— О, мы перешли на теологические темы, — говорит Скотт, открывая следующую банку кока-колы. — Теперь мы погружены в философию!
— В философию? Корнелиус? Боже мой, Скотт, что за чудо — я не знаю, как это тебе удается!
— Это не чудо. Почему бы Корнелиусу не начать серьезно размышлять теперь, когда он приближается к старости? И разве не лучше вместо фразы: «Я считаю своим моральным долгом сделать то-то и то-то», сказать: «Я считаю, что если бы я поступил так-то и так-то, это больше соответствовало бы теории Платона об абсолютном благе!»
— О, Боже мой! О… Скотт, ты всучил ему Платона? И что думает Корнелиус о Платоне?
— Вначале он думал, что тот просто замечателен. Но когда он узнал, что Платон был гомосексуалистом, он потерял к нему интерес.
Мы с ним от души смеемся. Как я и предвидел, матадор легко взмахнул своим плащом и ушел от стремительной атаки быка. Я жду благоприятного момента, чтобы второй раз пойти в атаку.
— По правде говоря, — говорит Скотт, — я думаю, что Корнелиусу больше подходит Декарт. У меня такое чувство, что он все подвергает сомнению, экспериментирует новыми теориями, переоценивает все свои старые ценности. Пятидесятилетие, очевидно, глубоко на него подействовало.
— Скорее, смерть Сэма.
— Может быть. Так или иначе, эти два события вместе, несомненно, глубоко потрясли его.
— Сколько это будет продолжаться?
Скотт мечтательно смотрит на небо.
— Кто знает? Его умственный кругозор постоянно расширяется. Я всегда думал, что ты недооцениваешь его, Себастьян, — нет, не в том, что касается банка. В том, что касается его личной жизни. Если снять с него деспотическую манерность и позу крутого парня, то он может быть удивительно восприимчивым. И он очень одинок.
— Скотт, ты, должно быть, шутишь? Он помешанный на власти эгоцентрист!
— В банке, да. Но в час ночи перед шахматной доской он совершенно другой человек.
— Поверю тебе на слово. Если бы я регулярно в час ночи сидел за шахматной доской напротив Корнелиуса, то я давно бы уже стал занудой. Итак, что же произойдет, Скотт? (Кажется, я неспособен перестать задавать прямые вопросы, но этот вопрос звучит достаточно естественно в контексте беседы).
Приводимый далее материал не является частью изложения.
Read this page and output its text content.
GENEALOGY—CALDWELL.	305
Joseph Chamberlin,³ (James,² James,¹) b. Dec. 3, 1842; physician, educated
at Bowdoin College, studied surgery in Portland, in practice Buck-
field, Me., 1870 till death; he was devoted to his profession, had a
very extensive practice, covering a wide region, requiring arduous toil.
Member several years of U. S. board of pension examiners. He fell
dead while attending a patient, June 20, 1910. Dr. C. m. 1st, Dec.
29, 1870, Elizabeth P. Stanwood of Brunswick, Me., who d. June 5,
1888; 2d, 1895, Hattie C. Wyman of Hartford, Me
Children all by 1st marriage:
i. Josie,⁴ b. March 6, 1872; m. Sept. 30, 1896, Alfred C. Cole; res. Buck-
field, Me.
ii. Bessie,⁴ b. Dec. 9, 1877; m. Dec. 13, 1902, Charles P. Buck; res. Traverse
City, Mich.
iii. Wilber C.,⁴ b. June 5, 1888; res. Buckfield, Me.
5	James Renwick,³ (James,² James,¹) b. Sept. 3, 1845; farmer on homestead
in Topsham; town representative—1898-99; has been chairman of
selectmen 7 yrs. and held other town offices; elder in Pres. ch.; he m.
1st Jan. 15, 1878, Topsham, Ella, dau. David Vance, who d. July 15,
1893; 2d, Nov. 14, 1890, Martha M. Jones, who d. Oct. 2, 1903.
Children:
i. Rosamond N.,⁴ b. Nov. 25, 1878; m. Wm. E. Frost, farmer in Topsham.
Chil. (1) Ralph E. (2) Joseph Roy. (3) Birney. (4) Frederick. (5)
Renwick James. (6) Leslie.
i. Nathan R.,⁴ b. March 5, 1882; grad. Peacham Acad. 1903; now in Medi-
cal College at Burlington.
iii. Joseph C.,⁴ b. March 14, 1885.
Корнелиус на самом деле собирается уйти в отставку в течение последующих пяти лет и навсегда переселиться в Аризону?
— Думаю, что уже через неделю Аризона ему надоест до смерти. А что касается его отставки… Кто знает? Я просто сижу и слушаю его рассуждения.
Я озадачен этим явно недостаточным интересом к планам Корнелиуса рано уйти в отставку. Если Скотт когда-либо собирается что-либо получить, Корнелиус должен уйти в отставку в недалеком будущем.
— Я думал, что ты сидишь и читаешь ему лекции о Платоне!
— Только когда он просит меня об этом! — лениво улыбается он, такой хладнокровный, такой спокойный и такой уверенный. Как будто он нисколько не сомневается, что, в конце концов, банк будет принадлежать ему. Как будто он знает, что он в безопасности, что бы ни случилось. Я и внуки — не в счет, как и все остальные партнеры, потому что Скотт с Корнелиусом играют в шахматы на банк, и Скотт уже понял, как он может поставить мат.
На этот раз матадор, взмахнув плащом, бросил мне пыль в глаза. Я ничего не вижу. Я сбит с толку и обманут.
— Ну, ладно, — сказал я, уступая и готовясь уйти с поля боя, — через пятьдесят лет мы все будем мертвы, так что какого черта! Это напоминает мне ту строку из «Ист Коукера» из «Четырех квартетов» — эй, я хотел бы тебя обратить к Томасу Стернсу Элиоту, Скотт…
— Я недавно сам обратился к нему. Сейчас я не могу понять, почему я всегда находил его таким скучным. Какую строку из «Ист Коукера» ты имеешь в виду?
— Ту, которая про смерть.
— «…Коммерческие банкиры!» — говорит он вместе со мной, и мы оба заливаемся смехом. Так в Англии называют банкиров инвестиционных банков. Элиот когда-то был банкиром.
— Ладно, такова жизнь! — флегматично замечаю я. — Даже Корнелиусу в один прекрасный день придется уйти во тьму.
— Да, я думаю, он, в конце концов, понял, как надо управлять своим Богом, когда он достигнет конца освещенной комнаты.